Quando Blue Ruin começa, é um des­ses diluí­dos e arras­ta­dos seres huma­nos que vemos. É um sem-abrigo e anunciam-lhe que liber­ta­ram da pri­são alguém que, per­ce­be­mos, tem que ver com o seu pas­sado. Já vimos fil­mes de vin­gan­ças atro­zes. Mas, nos olhos de um ané­mico e silen­ci­oso sem-abrigo, ver desenhar-se a ner­vosa pala­vra vin­gança, é um daque­les momen­tos em que o cinema nos dá o que a vida há muito nos tirou.

Os esplên­di­dos pri­mei­ros 20 minu­tos de Blue Ruin, no seu silên­cio, na acei­ta­ção do tempo semi bucó­lico que se escoa, na inós­pita ima­gem de um arrui­nado Pon­tiac azul onde um resto de homem vive mise­rá­vel, mal nos dei­xam adi­vi­nhar a festa de mal­dade e san­gue que aí vem. Dwight, o sem-abrigo, não vale a ponta de um corno, não tem ener­gia para dizer duas fra­ses segui­das. Mas a vin­gança entra nele e é um motor de com­bus­tão a qua­tro tem­pos que o põe em mar­cha. Não é, no entanto, nenhuma máquina de guerra, um Stal­lone, um Schwar­ze­neg­ger. Dwight, como o carro onde vive, é uma ruína de homem e, mesmo a gaso­lina da vin­gança, não chega. Às vezes, Dwight só pega de empur­rão e são esses momen­tos canhes­tros, de paté­ti­cos falhan­ços, que con­fe­rem a Blue Ruin um humor que roça a angústia.

Fazer o bem, aju­dar a velhi­nha a atra­ves­sar a rua, pôr um pão numa boca com fome dá-nos uma ale­gria vir­tu­osa, como se vol­tás­se­mos a ves­tir o fati­nho branco da pri­meira comu­nhão. Mas fazer o mal – e Dwight começa por fazer o mal ras­gando a gar­ganta ao odi­ado ini­migo, dela fazendo bro­tar um Tejo, um estuá­rio de san­gue –, fazer o mal, dizia, é arrebatador.

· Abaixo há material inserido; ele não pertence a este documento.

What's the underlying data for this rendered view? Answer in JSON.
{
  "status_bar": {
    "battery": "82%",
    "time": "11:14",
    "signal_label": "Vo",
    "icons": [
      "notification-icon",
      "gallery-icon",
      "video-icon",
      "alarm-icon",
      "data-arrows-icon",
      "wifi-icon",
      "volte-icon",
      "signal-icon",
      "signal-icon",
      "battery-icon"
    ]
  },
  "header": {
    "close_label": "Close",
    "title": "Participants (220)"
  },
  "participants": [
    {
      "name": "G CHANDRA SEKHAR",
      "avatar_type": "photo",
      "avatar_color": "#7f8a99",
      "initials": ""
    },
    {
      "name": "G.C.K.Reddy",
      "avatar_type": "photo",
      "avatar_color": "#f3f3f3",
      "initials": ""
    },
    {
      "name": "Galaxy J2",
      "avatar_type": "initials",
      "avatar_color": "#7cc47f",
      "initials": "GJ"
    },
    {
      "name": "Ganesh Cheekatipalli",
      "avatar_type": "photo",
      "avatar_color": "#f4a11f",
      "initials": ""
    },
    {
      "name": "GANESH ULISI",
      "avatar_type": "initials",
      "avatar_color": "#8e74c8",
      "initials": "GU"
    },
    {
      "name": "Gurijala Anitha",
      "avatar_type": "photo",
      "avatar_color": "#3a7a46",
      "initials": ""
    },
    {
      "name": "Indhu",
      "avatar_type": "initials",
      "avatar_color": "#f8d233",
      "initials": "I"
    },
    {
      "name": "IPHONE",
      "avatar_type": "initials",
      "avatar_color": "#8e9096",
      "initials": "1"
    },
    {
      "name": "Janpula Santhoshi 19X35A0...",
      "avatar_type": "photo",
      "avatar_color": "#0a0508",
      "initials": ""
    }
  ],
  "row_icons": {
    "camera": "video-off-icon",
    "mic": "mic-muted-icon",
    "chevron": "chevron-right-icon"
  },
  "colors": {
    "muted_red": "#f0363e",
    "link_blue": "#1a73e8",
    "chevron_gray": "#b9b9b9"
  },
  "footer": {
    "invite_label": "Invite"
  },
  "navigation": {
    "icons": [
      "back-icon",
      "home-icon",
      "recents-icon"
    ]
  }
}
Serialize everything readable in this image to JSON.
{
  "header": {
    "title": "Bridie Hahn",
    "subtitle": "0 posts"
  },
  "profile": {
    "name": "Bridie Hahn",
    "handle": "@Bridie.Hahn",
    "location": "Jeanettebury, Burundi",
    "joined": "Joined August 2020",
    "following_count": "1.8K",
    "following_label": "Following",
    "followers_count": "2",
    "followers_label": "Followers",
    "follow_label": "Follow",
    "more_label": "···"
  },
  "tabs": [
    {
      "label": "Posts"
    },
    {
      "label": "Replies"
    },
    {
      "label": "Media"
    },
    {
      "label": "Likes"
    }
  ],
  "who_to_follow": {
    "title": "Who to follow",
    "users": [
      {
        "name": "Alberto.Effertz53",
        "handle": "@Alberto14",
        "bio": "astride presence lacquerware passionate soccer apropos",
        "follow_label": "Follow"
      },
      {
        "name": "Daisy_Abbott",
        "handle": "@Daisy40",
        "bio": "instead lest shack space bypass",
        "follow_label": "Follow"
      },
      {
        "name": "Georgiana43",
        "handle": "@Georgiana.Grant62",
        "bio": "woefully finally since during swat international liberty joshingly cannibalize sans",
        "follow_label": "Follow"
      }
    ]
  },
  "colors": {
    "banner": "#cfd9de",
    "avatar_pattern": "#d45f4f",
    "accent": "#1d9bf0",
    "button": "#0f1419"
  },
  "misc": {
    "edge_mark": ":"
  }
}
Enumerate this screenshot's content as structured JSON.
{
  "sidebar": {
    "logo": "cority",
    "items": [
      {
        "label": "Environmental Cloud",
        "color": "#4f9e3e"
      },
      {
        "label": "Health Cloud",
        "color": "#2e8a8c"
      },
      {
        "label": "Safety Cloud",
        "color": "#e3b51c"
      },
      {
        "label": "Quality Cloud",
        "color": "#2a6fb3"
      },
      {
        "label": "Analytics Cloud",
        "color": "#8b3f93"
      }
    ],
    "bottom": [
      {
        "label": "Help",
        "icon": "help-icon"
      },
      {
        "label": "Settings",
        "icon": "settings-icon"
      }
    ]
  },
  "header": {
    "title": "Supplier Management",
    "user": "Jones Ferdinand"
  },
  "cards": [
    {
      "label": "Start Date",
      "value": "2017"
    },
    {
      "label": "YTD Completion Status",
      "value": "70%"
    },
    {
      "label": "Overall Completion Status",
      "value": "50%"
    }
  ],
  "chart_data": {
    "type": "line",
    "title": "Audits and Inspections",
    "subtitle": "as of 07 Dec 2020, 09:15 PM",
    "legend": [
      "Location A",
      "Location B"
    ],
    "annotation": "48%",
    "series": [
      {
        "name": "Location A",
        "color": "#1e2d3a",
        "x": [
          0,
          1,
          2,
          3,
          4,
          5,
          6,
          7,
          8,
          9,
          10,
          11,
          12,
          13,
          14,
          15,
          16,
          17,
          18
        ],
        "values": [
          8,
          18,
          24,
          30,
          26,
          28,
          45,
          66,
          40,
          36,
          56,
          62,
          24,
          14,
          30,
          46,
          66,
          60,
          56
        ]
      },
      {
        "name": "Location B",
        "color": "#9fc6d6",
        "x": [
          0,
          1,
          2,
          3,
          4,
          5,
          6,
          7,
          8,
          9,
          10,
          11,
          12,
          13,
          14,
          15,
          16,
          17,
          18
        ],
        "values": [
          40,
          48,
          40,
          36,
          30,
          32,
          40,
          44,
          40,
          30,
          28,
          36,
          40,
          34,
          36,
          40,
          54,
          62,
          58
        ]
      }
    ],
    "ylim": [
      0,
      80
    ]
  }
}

Dei­xem que o ciné­filo que ainda há em mim acres­cente: no cinema, fazer o mal é muito melhor do que fazer o bem. Já há algum tempo que não via, como agora vi em Blue Ruin, actos sór­di­dos, a mais ultra­jante vio­lên­cia, os mais bár­ba­ros cri­mes, pare­ce­rem tão vis­ce­ral­mente exal­tan­tes. Levem as vos­sas amar­gu­ras ao cinema e dei­xem que elas se con­so­lem nesta Ruína Azul.

zzzzmanuel

Este artigo foi originalmente publicado no semanário português O Expresso.

manuel.s.phonseca@gmail.com

Manuel S. Fonseca escreve de acordteo com a antiga ortografia.

Um comentário para “O elogio da vingança”

  1. Fazer o mal é instigante. O cinema já mostrou o mal de forma menos sanguinária. Um mal mais refinado. Atualmente balas, explosões, sangue e dilacerações retratam uma sociedade cada vez mais violenta.
    Blue Ruin é filme para não ver! Mesmo que a vingança seja deliciosa.